Un "trocard", instrument en forme de tige cylindrique dans lequel passent caméra et instruments de chirurgie, a été inséré dans le nombril du patient afin de réaliser la dissection et l'extraction du rein par la même incision.
"Cette nouvelle technique présente l'avantage de ne pratiquement pas laisser de cicatrice sur le donneur et de permettre une convalescence très rapide", a dit mardi le professeur Xavier Martin, qui a dirigé l'équipe lors de l'opération intervenue le 1er février dernier.
Ce type d'intervention pourrait selon lui amener davantage de personnes à recourir au don de rein apparenté en améliorant le confort du donneur, comme cela se passe aux Etats-Unis.
Les greffes de reins s'effectuent en France dans moins de 10% des cas à partir de dons de personnes vivantes alors qu'aux Etats-Unis elles représentent 50% de la pratique.
"Le fait qu'il n'y ait pas de cicatrice et seulement quatre jours de traitement antalgique au lieu de 26 pour une intervention standard rassure les patients", explique le docteur Sébastien Crouzet de Lyon, qui a passé huit mois à la Cleveland Clinic pour se former à cette nouvelle technique.
La France se caractérise par une véritable pénurie d'organes dans ce domaine.
"Seulement un tiers des patients en attente de rein réussissent à être greffés", déplore Xavier Martin, selon lequel 90% des greffes se font à partir de donneurs morts.
La patiente lyonnaise prénommée Tiana, une consultante de 45 ans qui a donné l'un de ses reins à son mari, confie être rentrée chez elle quatre jours après l'intervention.

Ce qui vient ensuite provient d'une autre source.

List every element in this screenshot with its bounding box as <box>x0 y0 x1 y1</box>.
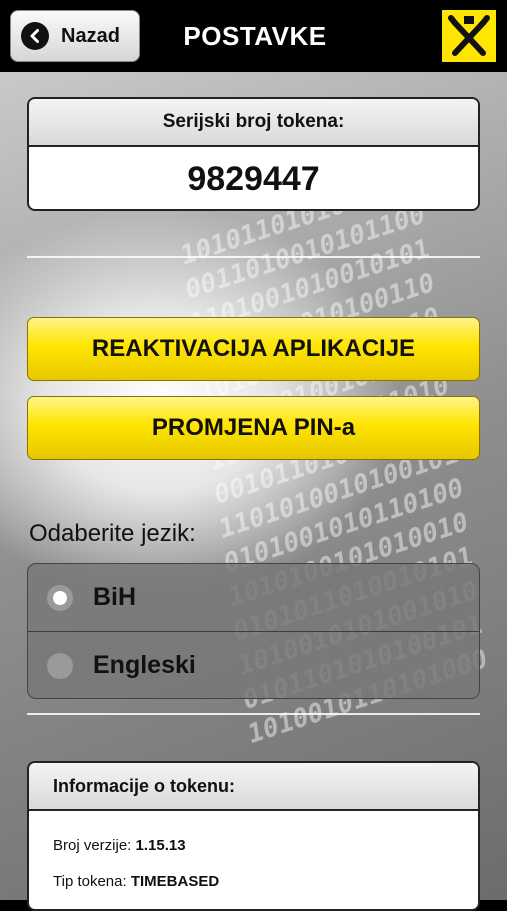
raiffeisen-logo-icon <box>442 10 496 62</box>
language-option-label: BiH <box>93 583 137 611</box>
language-selector: BiH Engleski <box>27 563 480 699</box>
language-option-label: Engleski <box>93 651 196 679</box>
language-option-english[interactable]: Engleski <box>28 631 479 698</box>
back-button-label: Nazad <box>61 24 120 47</box>
token-type-label: Tip tokena: <box>53 873 127 890</box>
language-option-bih[interactable]: BiH <box>28 564 479 631</box>
token-info-heading: Informacije o tokenu: <box>29 763 478 811</box>
version-value: 1.15.13 <box>135 837 186 854</box>
radio-unselected-icon[interactable] <box>47 652 73 679</box>
token-type-value: TIMEBASED <box>130 873 220 890</box>
navigation-bar: Nazad POSTAVKE <box>0 0 507 72</box>
serial-number-value: 9829447 <box>187 159 320 198</box>
divider <box>27 713 480 715</box>
radio-selected-icon[interactable] <box>47 584 73 611</box>
version-label: Broj verzije: <box>53 837 132 854</box>
serial-number-card: Serijski broj tokena: 9829447 <box>27 97 480 211</box>
divider <box>27 256 480 258</box>
chevron-left-icon <box>21 22 49 50</box>
back-button[interactable]: Nazad <box>10 10 140 62</box>
change-pin-button[interactable]: PROMJENA PIN-a <box>27 396 480 460</box>
language-prompt: Odaberite jezik: <box>29 520 196 547</box>
page-title: POSTAVKE <box>183 20 327 51</box>
reactivate-app-button[interactable]: REAKTIVACIJA APLIKACIJE <box>27 317 480 381</box>
token-type-row: Tip tokena: TIMEBASED <box>53 873 219 890</box>
serial-number-heading: Serijski broj tokena: <box>29 99 478 147</box>
version-row: Broj verzije: 1.15.13 <box>53 837 186 854</box>
token-info-card: Informacije o tokenu: Broj verzije: 1.15… <box>27 761 480 911</box>
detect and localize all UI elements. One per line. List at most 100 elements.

"J'ai aussitôt repris une vie normale et les douleurs se sont estompées très rapidement", explique-t-elle.
Cette technique a également l'avantage de donner plus de chance de réussite à l'opération de transplantation qui suit.
"On obtient de meilleurs résultats avec un donneur vivant", assure Xavier Martin. "En cas de don cadavérique, la médiane de survie est de 15 ans, en cas de donneur vivant, de 22 ans".
Le rein ainsi prélevé est transplanté dans les vingt minutes sur le receveur.
L'équipe lyonnaise estime toutefois que cette nouvelle technique est longue et difficile à acquérir.
"Le travail avec les instruments en parallèle est délicat, il y a peu de facilité d'ergonomie, et de manipulation", reconnaît Xavier Martin.